El general Plutarco Elías Calles, último caudillo vivo y triunfador de la Revolución Mexicana, tuvo la visión de crear el Partido Nacional Revolucionario para dirimir la sucesión presidencial ya no a punta de balazos, sino dentro de una estructura de partido. El partido distribuiría el poder político y las riquezas obtenidas tras el triunfo de la familia revolucionaria y evitaría el estallido de una nueva guerra civil.


            Durante este primer periodo postrevolucionario los militares fueron la élite gobernante del país, y no sería sino hasta 1946 que cederían el poder a los civiles con el fin de la presidencia del general Manuel Ávila Camacho y la toma de protesta de Miguel Alemán. La transición del poder militar al poder civil vino acompañada de un pacto de no interferencia. Los militares dejarían de ser una élite política para convertirse en una élite económica, contarían con su propio fuero y gozarían de plena autonomía para ejercer su autoridad y su presupuesto sin injerencia de supervisión civil[1].

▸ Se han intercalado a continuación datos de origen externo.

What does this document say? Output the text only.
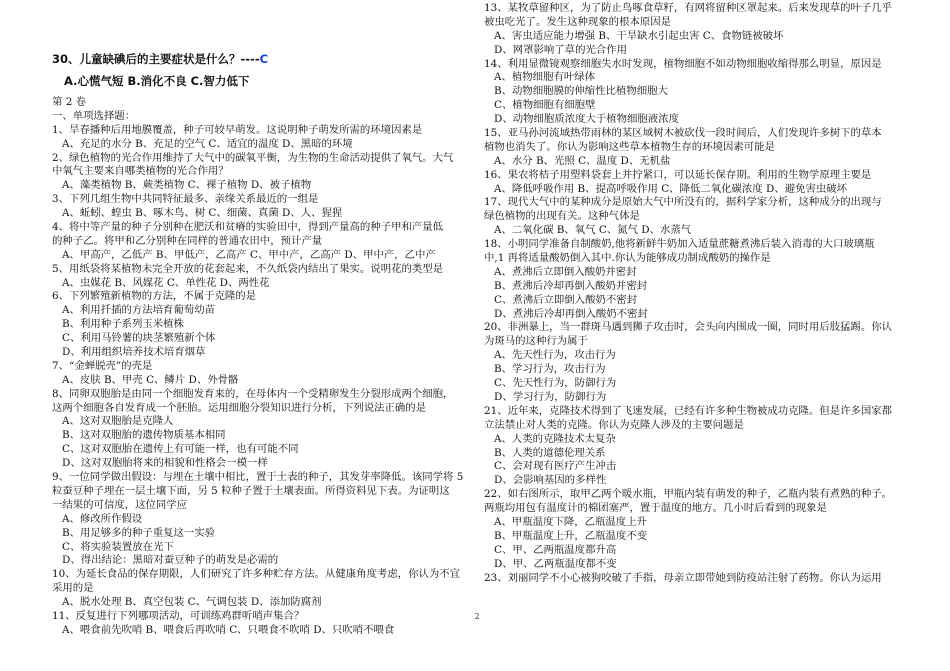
30、儿童缺碘后的主要症状是什么？----C
A.心慌气短 B.消化不良 C.智力低下
第 2 卷
一、单项选择题：
1、旱春播种后用地膜覆盖，种子可较早萌发。这说明种子萌发所需的环境因素是
A、充足的水分 B、充足的空气 C、适宜的温度 D、黑暗的环境
2、绿色植物的光合作用维持了大气中的碳氧平衡，为生物的生命活动提供了氧气。大气
中氧气主要来自哪类植物的光合作用？
A、藻类植物 B、蕨类植物 C、裸子植物 D、被子植物
3、下列几组生物中共同特征最多、亲缘关系最近的一组是
A、蚯蚓、蝗虫 B、啄木鸟、树 C、细菌、真菌 D、人、猩猩
4、将中等产量的种子分别种在肥沃和贫瘠的实验田中，得到产量高的种子甲和产量低
的种子乙。将甲和乙分别种在同样的普通农田中，预计产量
A、甲高产，乙低产 B、甲低产，乙高产 C、甲中产，乙高产 D、甲中产，乙中产
5、用纸袋将某植物未完全开放的花套起来，不久纸袋内结出了果实。说明花的类型是
A、虫媒花 B、风媒花 C、单性花 D、两性花
6、下列繁殖新植物的方法，不属于克隆的是
A、利用扦插的方法培育葡萄幼苗
B、利用种子系列玉米植株
C、利用马铃薯的块茎繁殖新个体
D、利用组织培养技术培育烟草
7、“金蝉脱壳”的壳是
A、皮肤 B、甲壳 C、鳞片 D、外骨骼
8、同卵双胞胎是由同一个细胞发育来的，在母体内一个受精卵发生分裂形成两个细胞，
这两个细胞各自发育成一个胚胎。运用细胞分裂知识进行分析，下列说法正确的是
A、这对双胞胎是克隆人
B、这对双胞胎的遗传物质基本相同
C、这对双胞胎在遗传上有可能一样，也有可能不同
D、这对双胞胎将来的相貌和性格会一模一样
9、一位同学做出假设：与埋在土壤中相比，置于土表的种子，其发芽率降低。该同学将 5
粒蚕豆种子埋在一层土壤下面，另 5 粒种子置于土壤表面。所得资料见下表。为证明这
一结果的可信度，这位同学应
A、修改所作假设
B、用足够多的种子重复这一实验
C、将实验装置放在光下
D、得出结论：黑暗对蚕豆种子的萌发是必需的
10、为延长食品的保存期限，人们研究了许多种贮存方法。从健康角度考虑，你认为不宜
采用的是
A、脱水处理 B、真空包装 C、气调包装 D、添加防腐剂
11、反复进行下列哪项活动，可训练鸡群听哨声集合？
A、喂食前先吹哨 B、喂食后再吹哨 C、只喂食不吹哨 D、只吹哨不喂食
13、某牧草留种区，为了防止鸟啄食草籽，有网将留种区罩起来。后来发现草的叶子几乎
被虫吃光了。发生这种现象的根本原因是
A、害虫适应能力增强 B、干旱缺水引起虫害 C、食物链被破坏
D、网罩影响了草的光合作用
14、利用显微镜观察细胞失水时发现，植物细胞不如动物细胞收缩得那么明显，原因是
A、植物细胞有叶绿体
B、动物细胞膜的伸缩性比植物细胞大
C、植物细胞有细胞壁
D、动物细胞质浓度大于植物细胞液浓度
15、亚马孙河流域热带雨林的某区域树木被砍伐一段时间后，人们发现许多树下的草本
植物也消失了。你认为影响这些草本植物生存的环境因素可能是
A、水分 B、光照 C、温度 D、无机盐
16、果农将桔子用塑料袋套上并拧紧口，可以延长保存期。利用的生物学原理主要是
A、降低呼吸作用 B、提高呼吸作用 C、降低二氧化碳浓度 D、避免害虫破坏
17、现代大气中的某种成分是原始大气中所没有的，据科学家分析，这种成分的出现与
绿色植物的出现有关。这种气体是
A、二氧化碳 B、氧气 C、氮气 D、水蒸气
18、小明同学准备自制酸奶,他将新鲜牛奶加入适量蔗糖煮沸后装入消毒的大口玻璃瓶
中,1 再将适量酸奶倒入其中.你认为能够成功制成酸奶的操作是
A、煮沸后立即倒入酸奶并密封
B、煮沸后冷却再倒入酸奶并密封
C、煮沸后立即倒入酸奶不密封
D、煮沸后冷却再倒入酸奶不密封
20、非洲暴上，当一群斑马遇到狮子攻击时，会头向内围成一圈，同时用后肢猛踢。你认
为斑马的这种行为属于
A、先天性行为，攻击行为
B、学习行为，攻击行为
C、先天性行为，防御行为
D、学习行为，防御行为
21、近年来，克隆技术得到了飞速发展，已经有许多种生物被成功克隆。但是许多国家都
立法禁止对人类的克隆。你认为克隆人涉及的主要问题是
A、人类的克隆技术太复杂
B、人类的道德伦理关系
C、会对现有医疗产生冲击
D、会影响基因的多样性
22、如右图所示，取甲乙两个暖水瓶，甲瓶内装有萌发的种子，乙瓶内装有煮熟的种子。
两瓶均用包有温度计的棉团塞严，置于温度的地方。几小时后看到的现象是
A、甲瓶温度下降，乙瓶温度上升
B、甲瓶温度上升，乙瓶温度不变
C、甲、乙两瓶温度都升高
D、甲、乙两瓶温度都不变
23、刘丽同学不小心被狗咬破了手指，母亲立即带她到防疫站注射了药物。你认为运用
2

            Las huellas de este pacto son difíciles de rastrear, porque no todo está contenido en los decretos y reglamentos expedidos por el gobierno mexicano. Más bien, este pacto se manifiesta en las ausencias de la autoridad civil deliberadamente permitidas para no interferir con la operación militar.


            El diseño de una cadena de mando militar enfrenta muchos dilemas. Por un lado, se requiere de la unidad del mando para que las órdenes se cumplan de manera expedita. Si dos generales pueden contradecirse entre sí o si un burócrata puede atrasar la ejecución de medidas urgentes, las órdenes se verán entorpecidas.


            Pero por otro lado, también es importante limitar el margen de maniobra de esa cadena de mando para prevenir golpes de Estado. Una medida adoptada por la familia revolucionaria para tal fin fue la fragmentación del mando. En México tan sólo el Ejército Mexicano cuenta con más de 500 generales[2] para comandar una fuerza armada de poco más de 200,000 elementos. El gobierno de los Estados Unidos cuenta con un número similar de generales y almirantes pero para comandar a más de un millón de efectivos de todas sus fuerzas armadas (Ejército, Marina, Guardia Costera, Fuerza Aérea, Cuerpo de Marines y la Fuerza del Espacio).


            ¿Por qué nuestro Ejército tiene ‘generalitis’? ¿Realmente necesitamos un general por cada 400 soldados? A esta excesiva cantidad de mandos se le conoce como ‘macrocefalia’ o ‘síndrome del Ejército Mexicano’, y tiene una razón de ser dada la historia mexicana. Para prevenir que unos cuantos generales tengan todo el control de las tropas, el mando está deliberadamente fragmentado para que si algunos comandantes se sublevan, siempre queden suficientes generales leales para hacerles frente. Esta misma estrategia ha sido implementada por la dictadura venezolana.


            Tener más de 500 vacantes de generales también permite cumplir una de las promesas del pacto civil-militar de 1946. El generalato viene acompañado de un atractivo salario y de discrecionalidad en el ejercicio del presupuesto de la SEDENA. Para las jerarquías de Coronel hacia arriba el Ejército tiene muchas consideraciones. E.G. Todos los batallones y regimientos tienen una ‘tiendita’ denominada en el argot militar como ‘el casino’. Los precios de los productos del casino (refrescos, frituras, etc.) están subsidiados por la SEDENA como una forma de apoyar financieramente al personal. Todos los ingresos del casino son para el comandante de la unidad (usualmente un Coronel). ¿Por qué un producto subsidiado con dinero público de los mexicanos debería acabar en los bolsillos en un funcionario que ni es empresario ni es proveedor de servicios de alimentos? Más de un elemento que haya pasado por las Fuerzas Armadas podrá compartir una anécdota en la que a nadie del personal se le permitió disfrutar de su franquicia (día libre) “hasta que se acabara todo lo que había en el casino”. La razón es obvia, el coronel necesitaba algo de dinero extra ese día.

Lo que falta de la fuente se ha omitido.